Hace un par de fines de semana nos lo volvió a demostrar y, de paso, encandiló a todo el mundo en un pueblo de Córdoba al que fuimos como invitados de una boda. El viernes noche, el día antes de la boda, celebramos una previa en un bar del pueblo. Y allí, mientras tapeábamos y cerveceábamos, apareció una charanga. Tres horas de música después, pasada ya la medianoche, Maramoto seguía pidiendo “má, má, má” a los miembros de la charanga. No tenía fin. Estaba poseída. Durante todo ese tiempo no paró de bailar, saltar y aplaudir en ningún momento. La gente hacía corros para verla. Alucinaban en colores. Se iba con unos y con otros, bailaba con unos y con otros, se reía con todos. Y todo lo hacía a un ritmo frenético. Endemoniado. Y, por supuesto, con una sonrisa en la boca. Para que luego digan que si una niña no va a la guardería no se socializa. Me río yo de esa frase de manual.
‘La gogó de la charanga’, como no me quedó más remedio que bautizarla tras semejante exhibición, se había metido a todos en el bolsillo. Había conquistado el pequeño pueblo cordobés moviendo las caderas. Bailando y sonriendo. Esas fueron sus únicas armas. Durante toda su exhibición de baile y resistencia, mientras la mamá jefa y yo la mirábamos completamente prendados (que no sorprendidos, porque estamos acostumbrados a su ritmo), no pararon de acercarse otros invitados, completamente alucinados, diciéndonos que estaban enamorados de nuestra hija, preguntándonos cómo tenía tanto aguante y energía, queriéndola hacer hija adoptiva de un pueblo de León en el que al parecer, con su alma festera, Mara sería más que bienvenida.

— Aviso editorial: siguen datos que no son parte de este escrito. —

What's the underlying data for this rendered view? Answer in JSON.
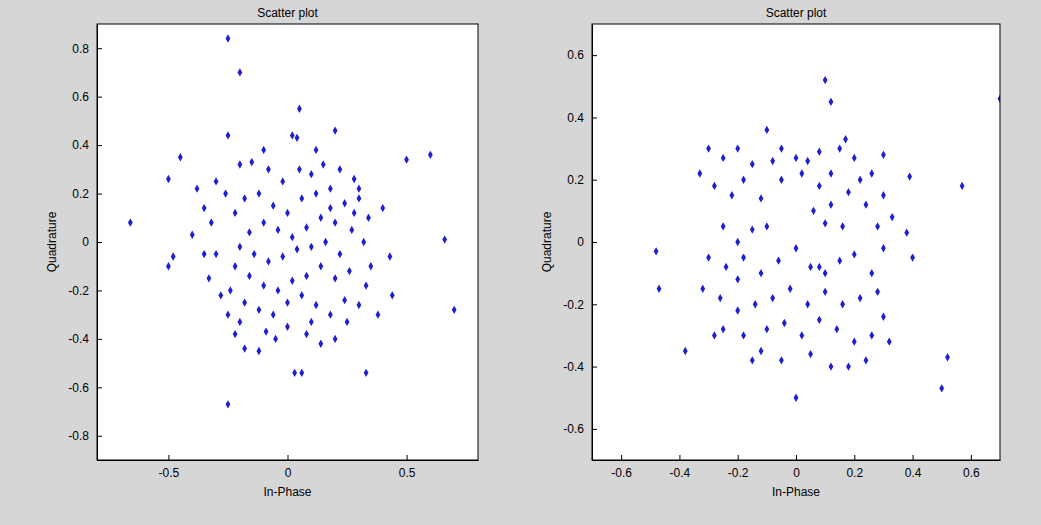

Mara dejó huella. Tanto que al día siguiente, en la boda, siguió siendo el centro de atención. Y eso a pesar de que estuvo mucho menos activa, aspecto que atribuímos a que ella es más de fiesta de pueblo, de charanga, de música en directo y baile en plena calle. Aún no le ha cogido el punto a la música electrónica. Aún así, a la mamá jefa y a un servidor no dejaron de acercarse personas a decirnos que teníamos una hija preciosa, a comentarnos que Maramoto les había impresionado con su ritmo la noche anterior, a recordanos que estaban enamorados de ella. Enamorados como lo estamos nosotros. Pese al agotamiento que conlleva aguantar ese ritmo que ella impone día sí y día también. Pese a lo difícil que resulta a veces gestionar un carácter tan volcánico e indomable como el suyo. Algún invitado que se fijó en algo más que en los bailes de nuestra pequeña saltamontes se aproximó y a voz en grito, entre los decibelios desbocados de la música, nos dijo que admiraba la personalidad que tenía siendo tan pequeña, la fuerza que tenía para transmitir sentimientos. Y la verdad, viniendo de alguien que no forma parte de nuestro entorno y que habíamos conocido apenas unas horas antes, escucharlo me pareció maravilloso. No puedo estar más orgulloso de mi pequeña gogó de la charanga.